L’herbe et le fromage

Avec des amis agronomes, en retraite et en goguette, j’ai visité une entreprise sympathiquement « BIO » : Les petits Béarnais.

Plus exactement : « lait p’tits Béarnais ». C’est est une ferme, qui, comme son nom l’indique, produit du lait en Béarn. Si vous êtes amateurs de fromages de vaches qu’on ne trouve pas partout, allez y ! Prenez la direction d’Orthez par la nationale,

ralentissez à partir d’Aragnon et tournez à droite à Castetis, tournez et montez, montez et tournez jusqu’au sommet d’une colline qui vous donne une vue splendide à droite et à gauche ; vous êtes arrivés.

Les vaches

Quant à nous, qui avions pris rendez-vous, nous sommes conduits immédiatement dans l’immense hangar qui sert d’étable et de stockage de fourrage.

Le hangar est équipé d’un engin de six mètres de haut capable de saisir une masse de foin et de la déposer délicatement au mufle de chaque vache. Le jeune fils de Monsieur Ferrand, habillé comme un vrai agriculteur nous en fait la démonstration. Les vaches peuvent être nourries de grains, de tourteau et d’herbe, mais ici elles sont nourries exclusivement d’herbe, (fraîche ou sèche ). J’ai compris que le lait et plus tard, le fromage sont alors plus riches en protéines et juste équilibrés. L’herbe, oui, mais pas n’importe laquelle,l’équilibre entre les trèfles (trifolium pratense, incarnatum, …), les graminées, le plantain et autres pissenlits, est toujours contrôlé. Pour le conserver cet équilibre il faut absolument pratiquer la rotation du pâturage pour que l’herbe ne soit pas coupée trop ras et que les sabots ne tassent pas trop le sol.

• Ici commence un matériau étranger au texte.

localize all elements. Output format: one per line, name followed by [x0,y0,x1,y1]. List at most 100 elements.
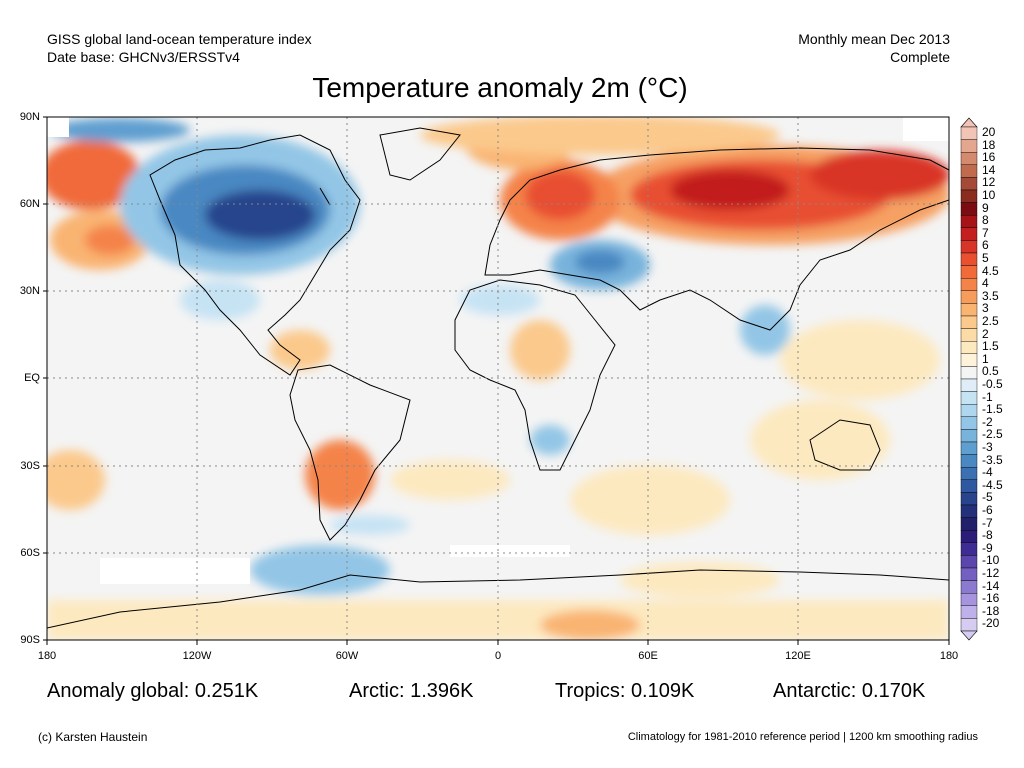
colorbar-swatch [960,353,978,367]
colorbar-tick-label: 10 [982,188,996,202]
colorbar-swatch [960,139,978,153]
colorbar-tick-label: 7 [982,225,989,240]
lon-label-0: 0 [494,650,502,662]
colorbar-tick-label: -7 [982,515,993,530]
colorbar-tick-label: -4.5 [982,477,1003,492]
colorbar-tick-label: 4.5 [982,263,999,278]
lat-label-90s: 90S [20,634,40,646]
lon-label-60w: 60W [335,650,359,662]
colorbar-swatch [960,366,978,380]
coastlines [47,127,949,629]
colorbar-swatch [960,391,978,405]
colorbar-swatch [960,580,978,594]
stat-global: Anomaly global: 0.251K [47,680,259,702]
colorbar-tick-label: -20 [982,616,1000,631]
colorbar-tick-label: 9 [982,200,989,215]
period-label: Monthly mean Dec 2013 [798,31,950,47]
colorbar-tick-label: 4 [982,276,989,291]
colorbar-swatch [960,378,978,392]
colorbar-swatch [960,328,978,342]
colorbar-swatch [960,252,978,266]
colorbar-tick-label: 1.5 [982,339,999,354]
colorbar-swatch [960,240,978,254]
graticule [47,117,949,640]
colorbar-swatch [960,567,978,581]
credit: (c) Karsten Haustein [38,730,148,744]
header-right: Monthly mean Dec 2013 Complete [798,30,950,66]
colorbar-tick-label: 20 [982,125,996,139]
colorbar-tick-label: 12 [982,175,996,190]
colorbar-tick-label: -3 [982,440,993,454]
climatology-note: Climatology for 1981-2010 reference peri… [627,731,978,743]
colorbar-tick-label: 0.5 [982,364,999,379]
colorbar-max-arrow [960,117,978,128]
colorbar-swatch [960,479,978,493]
colorbar-swatch [960,214,978,228]
colorbar-swatch [960,164,978,178]
colorbar-swatch [960,227,978,241]
colorbar-tick-label: 2 [982,326,989,341]
lon-label-60e: 60E [638,650,658,662]
lon-label-120w: 120W [182,650,212,662]
map-title: Temperature anomaly 2m (°C) [312,72,688,103]
colorbar-tick-label: -12 [982,566,1000,580]
colorbar-swatch [960,504,978,518]
colorbar-swatch [960,467,978,481]
anomaly-map [43,116,950,645]
colorbar-tick-label: -5 [982,490,993,505]
colorbar-tick-label: -16 [982,591,1000,606]
colorbar-swatch [960,618,978,632]
stats-bar: Anomaly global: 0.251K Arctic: 1.396K Tr… [0,680,1024,706]
lat-label-30n: 30N [19,285,40,297]
colorbar-tick-label: 8 [982,213,989,228]
colorbar [960,117,978,641]
colorbar-swatch [960,189,978,203]
colorbar-swatch [960,126,978,140]
colorbar-tick-label: -1 [982,389,993,404]
lon-label-120e: 120E [785,650,811,662]
data-base: Date base: GHCNv3/ERSSTv4 [47,49,240,65]
colorbar-swatch [960,454,978,468]
colorbar-swatch [960,605,978,619]
colorbar-swatch [960,290,978,304]
lat-label-90n: 90N [19,111,40,123]
colorbar-swatch [960,542,978,556]
colorbar-swatch [960,441,978,455]
dataset-title: GISS global land-ocean temperature index [47,31,312,47]
colorbar-tick-label: 6 [982,238,989,253]
colorbar-swatch [960,303,978,317]
colorbar-swatch [960,152,978,166]
colorbar-tick-label: 16 [982,150,996,165]
colorbar-tick-label: -2.5 [982,427,1003,442]
colorbar-swatch [960,202,978,216]
colorbar-tick-label: -4 [982,465,993,480]
colorbar-swatch [960,277,978,291]
lat-label-eq: EQ [24,372,40,384]
colorbar-tick-label: 18 [982,137,996,152]
stat-antarctic: Antarctic: 0.170K [773,680,926,702]
colorbar-swatch [960,340,978,354]
colorbar-tick-label: -3.5 [982,452,1003,467]
colorbar-tick-label: -1.5 [982,402,1003,417]
colorbar-tick-label: 5 [982,251,989,265]
colorbar-tick-label: -2 [982,414,993,429]
completeness-label: Complete [890,49,950,65]
colorbar-tick-label: -0.5 [982,377,1003,391]
colorbar-swatch [960,492,978,506]
colorbar-swatch [960,416,978,430]
lat-label-30s: 30S [20,460,40,472]
colorbar-swatch [960,593,978,607]
colorbar-swatch [960,315,978,329]
colorbar-tick-label: -9 [982,540,993,555]
stat-arctic: Arctic: 1.396K [349,680,474,702]
lat-label-60s: 60S [20,547,40,559]
colorbar-swatch [960,555,978,569]
colorbar-swatch [960,404,978,418]
colorbar-tick-label: -18 [982,603,1000,618]
colorbar-min-arrow [960,630,978,641]
colorbar-tick-label: 1 [982,351,989,366]
colorbar-swatch [960,530,978,544]
colorbar-tick-label: 3 [982,301,989,316]
lat-label-60n: 60N [19,198,40,210]
colorbar-swatch [960,517,978,531]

Il ne faut surtout pas amener de fumures chimiques ou organiques mais seulement du compost pour ne pas risquer de voir disparaître les légumineuses. Enfin, inutile d’utiliser des produits phytosanitaires.

Le lot de vaches que nous avons sous les yeux est en attente du taureau (le savent elles ?), pour cela on les mets au régime, elles étaient grasses comme des cochons nous dit M. Ferrand. Une vache différente avec des cornes formant une belle lyre va aussi être fécondée, non pour fournir du lait, mais pour maintenir une race locale en voie d’extinction : la race béarnaise.

La transformation du lait

La faiblesse (anormale) du prix du lait ne gêne pas cette entreprise car la quasi-totalité en est transformée en fromage. A partir du même lait, des recettes différentes vont donner les différents fromages produits comme : Lou Cap Bourut, Gaston Fébus, Poutou des bois, autres… Le lait est ensemencé de bactéries indigènes réalisées et conservées sur la ferme. La sélection et la conservation des bactéries sont un travail fondamental de cette entreprise. D’après M. Ferrand, pour faire un bon fromage sur le plan gustatif et sanitaire il faut du lait cru de vaches en bonne santé mangeant de l’herbe et des bactéries indigènes pour la fermentation.

Les petits Béarnais fabriquent aussi de la confiture de lait au goût intéressant.

L’après-midi se termine, le soleil est bas, il est temps de rentrer.

Impression soleil couchant **

Comme des peintres impressionnistes, M. Ferrand et son épouse juxtaposent les touches de vert de leurs prairies et les nuances de beiges de leurs fromages.

** Claude Monet : Impression soleil levant

20 Avril 2019

Jean-François de Lagausie

** Claude Monet : impression du soleil levant.